In fact, Harris/Decima has created a profile for the consumers most committed in the TFSA intentions for 2009, which they refer to as Core Intenders. In general, Core Intenders have higher household incomes — 30% make more than $100,000 a year, and 48% have more than $100,000 in investable assets. In addition, roughly half (49%) use a professional financial advisor.

If advisors need any more incentive to put in the extra effort, they should note that affluent clients are the ones with the most pent up demand to utilize the TFSA. The study found 81% of respondents with more than $1 million in assets were intending to maximize their contributions.

The key appeals for those intending to use the TFSA are tax-efficiency and flexibility. The fact that TFSA withdrawals are not taxed is an obvious benefit, and 64% of respondents found this “extremely appealing.” But advisors also shouldn’t overlook the flexibility aspect when pitching a TFSA, because the same proportion of respondents (64%) also found the fact they could withdraw from the TFSA at any time extremely appealing.

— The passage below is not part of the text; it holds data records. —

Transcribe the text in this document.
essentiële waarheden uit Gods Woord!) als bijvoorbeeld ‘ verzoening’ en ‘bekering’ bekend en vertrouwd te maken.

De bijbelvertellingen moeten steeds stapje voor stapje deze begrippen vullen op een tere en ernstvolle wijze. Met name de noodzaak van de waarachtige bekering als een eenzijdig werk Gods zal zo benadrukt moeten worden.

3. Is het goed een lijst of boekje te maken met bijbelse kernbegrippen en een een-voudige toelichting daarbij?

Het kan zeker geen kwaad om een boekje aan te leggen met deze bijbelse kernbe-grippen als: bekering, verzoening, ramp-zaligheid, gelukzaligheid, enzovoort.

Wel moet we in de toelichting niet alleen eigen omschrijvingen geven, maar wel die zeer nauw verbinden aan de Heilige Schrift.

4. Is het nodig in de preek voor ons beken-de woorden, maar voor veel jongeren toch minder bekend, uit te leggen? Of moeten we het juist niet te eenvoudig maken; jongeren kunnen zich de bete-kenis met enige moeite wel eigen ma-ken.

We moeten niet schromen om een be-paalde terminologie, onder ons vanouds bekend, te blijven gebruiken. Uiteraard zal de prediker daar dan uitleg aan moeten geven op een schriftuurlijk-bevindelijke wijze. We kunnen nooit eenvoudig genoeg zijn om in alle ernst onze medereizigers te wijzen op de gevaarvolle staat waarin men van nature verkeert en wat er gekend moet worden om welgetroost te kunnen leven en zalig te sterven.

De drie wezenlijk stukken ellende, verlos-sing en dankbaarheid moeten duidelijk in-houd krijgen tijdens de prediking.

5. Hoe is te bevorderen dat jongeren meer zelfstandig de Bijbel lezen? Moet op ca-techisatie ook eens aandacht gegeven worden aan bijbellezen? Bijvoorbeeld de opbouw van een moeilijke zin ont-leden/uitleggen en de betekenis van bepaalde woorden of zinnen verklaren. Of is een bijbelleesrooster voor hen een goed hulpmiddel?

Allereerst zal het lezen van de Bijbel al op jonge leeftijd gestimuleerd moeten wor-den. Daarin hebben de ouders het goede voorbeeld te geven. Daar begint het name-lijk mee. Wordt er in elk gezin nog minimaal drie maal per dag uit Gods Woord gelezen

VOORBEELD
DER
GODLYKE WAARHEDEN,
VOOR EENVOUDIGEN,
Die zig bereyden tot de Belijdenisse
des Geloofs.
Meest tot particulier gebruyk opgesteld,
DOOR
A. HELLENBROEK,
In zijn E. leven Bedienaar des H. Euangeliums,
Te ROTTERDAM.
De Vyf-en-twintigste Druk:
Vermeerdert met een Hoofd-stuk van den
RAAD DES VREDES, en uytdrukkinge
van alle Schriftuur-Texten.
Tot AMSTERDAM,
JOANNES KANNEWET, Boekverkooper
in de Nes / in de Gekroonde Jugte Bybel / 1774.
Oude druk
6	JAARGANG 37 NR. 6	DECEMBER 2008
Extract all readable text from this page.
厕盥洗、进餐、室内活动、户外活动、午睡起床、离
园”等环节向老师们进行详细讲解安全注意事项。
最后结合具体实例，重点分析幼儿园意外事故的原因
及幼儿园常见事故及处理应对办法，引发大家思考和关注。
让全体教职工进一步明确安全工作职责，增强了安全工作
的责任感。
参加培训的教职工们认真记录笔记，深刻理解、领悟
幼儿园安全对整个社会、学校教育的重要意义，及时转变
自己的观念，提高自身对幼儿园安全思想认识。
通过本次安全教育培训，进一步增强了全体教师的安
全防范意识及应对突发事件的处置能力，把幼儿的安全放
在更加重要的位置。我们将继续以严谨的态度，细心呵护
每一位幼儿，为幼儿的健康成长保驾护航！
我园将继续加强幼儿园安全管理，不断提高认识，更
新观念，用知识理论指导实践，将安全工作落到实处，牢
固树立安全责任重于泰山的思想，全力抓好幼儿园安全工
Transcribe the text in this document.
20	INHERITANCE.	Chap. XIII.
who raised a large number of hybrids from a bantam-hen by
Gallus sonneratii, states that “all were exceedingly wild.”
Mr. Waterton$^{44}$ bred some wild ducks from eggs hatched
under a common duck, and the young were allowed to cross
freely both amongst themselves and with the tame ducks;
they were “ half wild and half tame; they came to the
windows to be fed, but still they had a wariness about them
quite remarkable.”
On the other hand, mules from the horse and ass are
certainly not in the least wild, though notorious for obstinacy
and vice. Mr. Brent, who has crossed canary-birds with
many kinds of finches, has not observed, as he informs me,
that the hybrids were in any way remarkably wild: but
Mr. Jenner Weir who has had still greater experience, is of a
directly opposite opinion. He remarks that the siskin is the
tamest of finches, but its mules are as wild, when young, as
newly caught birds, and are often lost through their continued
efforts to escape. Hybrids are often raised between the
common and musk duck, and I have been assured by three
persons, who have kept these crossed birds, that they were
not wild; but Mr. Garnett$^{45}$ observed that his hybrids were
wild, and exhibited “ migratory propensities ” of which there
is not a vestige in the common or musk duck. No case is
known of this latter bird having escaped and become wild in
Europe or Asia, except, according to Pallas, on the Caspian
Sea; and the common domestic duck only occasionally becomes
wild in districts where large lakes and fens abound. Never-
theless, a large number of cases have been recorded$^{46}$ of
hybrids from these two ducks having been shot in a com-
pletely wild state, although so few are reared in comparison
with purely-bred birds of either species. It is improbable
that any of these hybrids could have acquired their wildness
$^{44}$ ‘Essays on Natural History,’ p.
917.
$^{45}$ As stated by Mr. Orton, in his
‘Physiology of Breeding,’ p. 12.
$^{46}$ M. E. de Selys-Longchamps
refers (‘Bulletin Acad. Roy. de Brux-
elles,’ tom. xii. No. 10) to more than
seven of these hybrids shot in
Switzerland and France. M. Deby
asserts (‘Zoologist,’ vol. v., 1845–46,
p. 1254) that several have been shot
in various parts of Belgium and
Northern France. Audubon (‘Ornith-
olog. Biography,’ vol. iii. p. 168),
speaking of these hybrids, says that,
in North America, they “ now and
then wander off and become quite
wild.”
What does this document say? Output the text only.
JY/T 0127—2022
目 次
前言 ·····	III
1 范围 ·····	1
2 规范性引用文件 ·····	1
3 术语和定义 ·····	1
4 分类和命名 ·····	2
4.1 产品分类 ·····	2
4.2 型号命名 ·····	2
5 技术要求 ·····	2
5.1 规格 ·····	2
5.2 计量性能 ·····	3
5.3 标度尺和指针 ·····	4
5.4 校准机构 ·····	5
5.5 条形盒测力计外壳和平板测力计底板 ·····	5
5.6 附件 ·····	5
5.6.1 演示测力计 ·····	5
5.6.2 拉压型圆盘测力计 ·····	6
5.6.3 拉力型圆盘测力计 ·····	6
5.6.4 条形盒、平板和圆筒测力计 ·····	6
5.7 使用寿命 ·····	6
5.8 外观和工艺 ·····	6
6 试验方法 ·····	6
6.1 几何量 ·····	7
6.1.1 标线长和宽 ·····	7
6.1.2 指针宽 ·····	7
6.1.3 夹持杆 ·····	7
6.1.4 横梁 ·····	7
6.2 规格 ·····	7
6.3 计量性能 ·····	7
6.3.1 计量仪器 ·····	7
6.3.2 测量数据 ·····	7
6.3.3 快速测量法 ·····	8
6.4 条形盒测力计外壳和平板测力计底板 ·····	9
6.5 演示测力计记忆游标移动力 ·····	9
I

Both aspects are perceived as advantages over an RRSP, and Harris/Decima expects there to be some cannibalization of RRSP contributions and a redirection of those funds to a TFSA. Harris/Decima found an “alarming number” (28%) of Canadians with an RRSP say they’ll invest less in their RRSPs in order to save inside the TFSA. The study emphasizes clients need to understand that while distinct, the two savings vehicles are likely best deployed in a complimentary, rather than competitive fashion.

Murphy says he was surprised by the number of seniors who dismiss the TFSA as having no benefit.

“One of the things we found sort of surprising is that, in part, seniors didn’t see this as applicable to their own needs. When we looked at verbatim comments, we saw many say this is great for young people. They were projecting its value on others as opposed to seeing its value for them,” he says. “When you look at the opportunity for seniors, who are required to draw money from RRIFs and LIFFs, they may not need to spend all of that money. This allows them to park it in a more tax-efficient space. Although the return is negligible in the immediate term, any of those earnings in a TFSA will not affect their OAS. Many of them don’t understand that.”

It also appears investment in TFSAs will be by and large conservative. The study finds 87% of those who intend to invest in them will leave the money in cash or a cash equivalent such as a GIC or high-interest savings account. Only 39% intend to put equity products inside the TFSA.

“It’s fairly clear that in the short term, the easy spot to put this money is going to be high-interest savings accounts that are TFSA-structured, given people’s strong cash orientation right now,” Murphy says.